What would be in conflict with the law would be to impose certain sanctions for failure to comply with Sharia principles. Part of the misconception about Sharia law is the belief that Sharia is only about mandating sanctions such as flogging, stoning, the cutting off of hands, or death for those who fail to comply with the law. And the view of many of Sharia law is coloured by violent extremists who invoke it, perversely, to justify terrorist atrocities such as suicide bombing, which I understand to be in conflict with Islamic principles. There can be no question of such sanctions being applied to or by any Muslim who lives within this jurisdiction. Nor, when I was in Oman, did I find that such penalties formed any part of the law applied there. It is true that they have the death penalty for that intentional murder, but they do not apply any of the other forms of corporal punishment I have just listed.

It remains the fact that in Muslim countries where the law is founded on Sharia principles, the law includes sanctions for failure to observe those principles and there are courts to try those who are alleged to have breached those laws. The definition of the law and the sanctions to be applied for breach of it differ from one Muslim country to another. In some countries the courts interpret Sharia Law as calling for severe physical punishment. There can be no question of such courts sitting in this country, or such sanctions being applied here. So far as the law is concerned, those who live in this country are governed by English law and subject to the jurisdiction of the English courts....

[But i]t was not very radical [for Archbishop Williams] to advocate embracing Sharia Law in the context of family disputes, for example, and our system already goes a long way towards accommodating the Archbishop’s suggestion. It is possible in this country for those who are entering into a contractual agreement to agree that the agreement shall be governed by a law other than English law. Those who, in this country, are in dispute as to their respective rights are free to subject that dispute to the mediation of a chosen person, or to agree that the dispute shall be resolved by a chosen arbitrator or arbitrators. There is no reason why principles of Sharia Law, or any other religious code should not be the basis for mediation or other forms of alternative dispute resolution. It must be recognised, however, that any sanctions for a failure to comply with the agreed terms of the mediation would be drawn from the laws of England and Wales. So far as aspects of matrimonial law are concerned, there is a limited precedent for English law to recognise aspects of religious laws, although when it comes to divorce this can only be effected in accordance with the civil law of this country.

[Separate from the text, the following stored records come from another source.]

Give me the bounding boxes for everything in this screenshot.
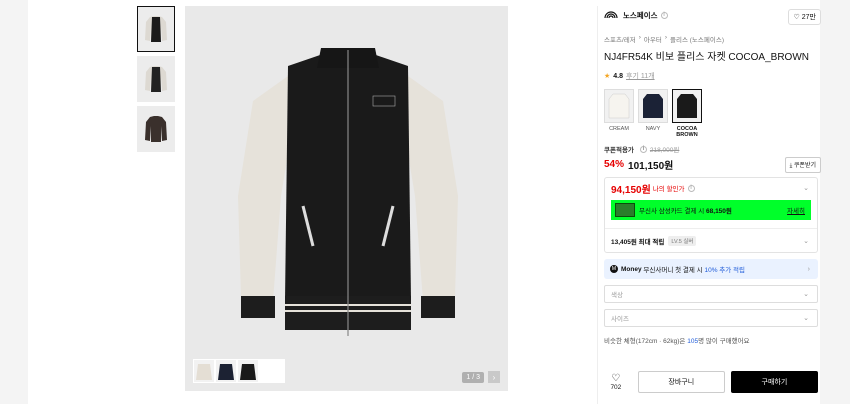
heart-icon: ♡ <box>793 14 800 21</box>
coupon-price-label-row: 쿠폰적용가 i 218,000원 <box>604 144 825 154</box>
product-title: NJ4FR54K 비보 플리스 자켓 COCOA_BROWN <box>604 52 809 63</box>
color-select[interactable]: 색상 ⌄ <box>604 285 818 303</box>
color-option-navy[interactable]: NAVY <box>638 89 668 138</box>
color-swatch <box>604 89 634 123</box>
size-select[interactable]: 사이즈 ⌄ <box>604 309 818 327</box>
breadcrumb-item[interactable]: 플리스 (노스페이스) <box>670 34 724 44</box>
mini-thumb-empty <box>260 360 284 382</box>
coupon-price-label: 쿠폰적용가 <box>604 147 634 154</box>
discount-box: 94,150원 나의 할인가 i ⌄ 무신사 삼성카드 결제 시 68,150원… <box>604 177 818 253</box>
brand-like-button[interactable]: ♡ 27만 <box>788 9 821 25</box>
points-row[interactable]: 13,405원 최대 적립 LV.5 실버 ⌄ <box>605 228 817 252</box>
sale-price: 101,150원 <box>628 160 674 172</box>
chevron-right-icon: › <box>807 265 810 273</box>
color-label: CREAM <box>609 126 629 132</box>
info-icon[interactable]: i <box>639 145 647 153</box>
size-select-label: 사이즈 <box>611 316 629 323</box>
fit-hint-pre: 비슷한 체형(172cm · 62kg)은 <box>604 338 686 345</box>
fit-hint-count: 105 <box>687 338 699 345</box>
action-bar: ♡ 702 장바구니 구매하기 <box>604 369 818 395</box>
color-label: COCOA BROWN <box>676 126 698 138</box>
original-price: 218,000원 <box>649 147 680 154</box>
money-brand: Money <box>621 265 642 273</box>
chevron-down-icon[interactable]: ⌄ <box>803 184 809 192</box>
mini-thumb-strip <box>193 359 285 383</box>
color-option-cream[interactable]: CREAM <box>604 89 634 138</box>
product-info-panel: 노스페이스 i ♡ 27만 스포츠/레저 › 아우터 › 플리스 (노스페이스)… <box>597 6 825 404</box>
color-options: CREAM NAVY COCOA BROWN <box>604 89 825 138</box>
breadcrumb-item[interactable]: 스포츠/레저 <box>604 34 636 44</box>
review-link[interactable]: 후기 11개 <box>626 71 655 81</box>
jacket-back-thumb-image <box>145 66 167 92</box>
thumbnail-list <box>137 6 177 156</box>
money-logo-icon: M <box>610 265 618 273</box>
jacket-thumb-image <box>145 16 167 42</box>
discount-rate: 54% <box>604 158 625 170</box>
chevron-right-icon: › <box>664 34 668 41</box>
rating-score: 4.8 <box>613 72 624 80</box>
card-banner[interactable]: 무신사 삼성카드 결제 시 68,150원 자세히 <box>611 200 811 220</box>
coupon-button[interactable]: ⤓ 쿠폰받기 <box>784 157 821 173</box>
color-select-label: 색상 <box>611 292 623 299</box>
chevron-down-icon: ⌄ <box>803 315 809 322</box>
mini-thumb-navy[interactable] <box>216 360 236 382</box>
card-more-link[interactable]: 자세히 <box>787 205 805 215</box>
chevron-down-icon[interactable]: ⌄ <box>803 237 809 245</box>
card-banner-text: 무신사 삼성카드 결제 시 68,150원 <box>639 205 732 215</box>
jacket-brown-icon <box>677 94 697 118</box>
add-to-cart-button[interactable]: 장바구니 <box>637 371 725 393</box>
points-text: 13,405원 최대 적립 <box>611 238 665 246</box>
jacket-dark-thumb-image <box>145 116 167 142</box>
my-price-row[interactable]: 94,150원 나의 할인가 i ⌄ <box>605 178 817 198</box>
level-badge: LV.5 실버 <box>668 235 697 246</box>
chevron-right-icon: › <box>638 34 641 41</box>
chevron-right-icon[interactable]: › <box>488 371 500 383</box>
page-stage: 1 / 3 › 노스페이스 i ♡ 27만 스포츠/레저 › 아우터 › 플리스… <box>28 0 821 404</box>
breadcrumb: 스포츠/레저 › 아우터 › 플리스 (노스페이스) <box>604 34 825 44</box>
wishlist-button[interactable]: ♡ 702 <box>604 372 628 391</box>
card-banner-pre: 무신사 삼성카드 결제 시 <box>639 208 705 215</box>
my-price-label: 나의 할인가 <box>652 186 685 193</box>
mini-thumb-brown[interactable] <box>238 360 258 382</box>
jacket-navy-icon <box>643 94 663 118</box>
wishlist-count: 702 <box>610 383 622 391</box>
rating-row: ★ 4.8 후기 11개 <box>604 71 825 81</box>
color-option-cocoa-brown[interactable]: COCOA BROWN <box>672 89 702 138</box>
info-icon[interactable]: i <box>660 11 668 19</box>
info-icon[interactable]: i <box>687 184 695 192</box>
color-swatch <box>672 89 702 123</box>
color-label: NAVY <box>645 126 661 132</box>
price-row: 54% 101,150원 ⤓ 쿠폰받기 <box>604 157 825 173</box>
thumbnail-back[interactable] <box>137 56 175 102</box>
my-price: 94,150원 <box>611 184 651 196</box>
brand-name[interactable]: 노스페이스 <box>623 10 658 21</box>
fit-hint: 비슷한 체형(172cm · 62kg)은 105명 많이 구매했어요 <box>604 335 825 345</box>
fit-hint-post: 명 많이 구매했어요 <box>698 338 750 345</box>
image-counter: 1 / 3 <box>462 372 484 383</box>
buy-now-button[interactable]: 구매하기 <box>730 371 818 393</box>
brand-row: 노스페이스 i ♡ 27만 <box>604 6 825 25</box>
money-text: 무신사머니 첫 결제 시 <box>643 267 703 274</box>
color-swatch <box>638 89 668 123</box>
coupon-button-label: 쿠폰받기 <box>793 163 816 169</box>
product-main-image[interactable]: 1 / 3 › <box>185 6 508 391</box>
money-banner[interactable]: M Money 무신사머니 첫 결제 시 10% 추가 적립 › <box>604 259 818 279</box>
star-icon: ★ <box>604 73 611 80</box>
card-banner-price: 68,150원 <box>706 208 732 215</box>
thumbnail-front[interactable] <box>137 6 175 52</box>
credit-card-icon <box>615 203 635 217</box>
mini-thumb-cream[interactable] <box>194 360 214 382</box>
chevron-down-icon: ⌄ <box>803 291 809 298</box>
jacket-image <box>238 48 458 336</box>
heart-icon: ♡ <box>611 372 621 384</box>
thumbnail-dark[interactable] <box>137 106 175 152</box>
brand-logo-icon[interactable] <box>604 11 618 19</box>
brand-like-count: 27만 <box>801 14 816 21</box>
jacket-cream-icon <box>608 93 630 119</box>
money-rate: 10% 추가 적립 <box>704 267 746 274</box>
download-icon: ⤓ <box>789 163 793 169</box>
breadcrumb-item[interactable]: 아우터 <box>644 34 662 44</box>
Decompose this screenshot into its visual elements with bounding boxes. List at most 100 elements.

Those who provide financial services in this country are subject to regulation in order to protect their customers and that regulation accommodates financial institutions or products that comply with Sharia principles. There are three Islamic banks authorised by the Financial Services Authority to carry on business in the United Kingdom. A number of Sukuk issues have been listed on the London Stock Exchange. In May this year Europe’s first Islamic insurance company or “takaful” provider was authorised by the Financial Services Authority.
Some members of the British parliament expressed concern over Phillips' comments, saying that Sharia would be divisive and could lead to alienation of the Muslim community in Britain. The Guardian has more. The Telegraph has additional coverage.

In February, in an interview [transcript] with the BBC, Williams appeared to agree that limited application of Sharia law might help to ease social tension between Muslims and other UK residents. The comments sparked outrage [BBC report] both from social conservatives, who maintain that UK law should be exclusively based on Christianity, and from liberals, who fear that implementation of Sharia law might hurt the rights of women and homosexuals. In response to Williams, Prime Minister Gordon Brown rejected the suggestion [press briefing] that UK Muslims be given an option to resolve some civil disputes under Sharia law rather than UK law.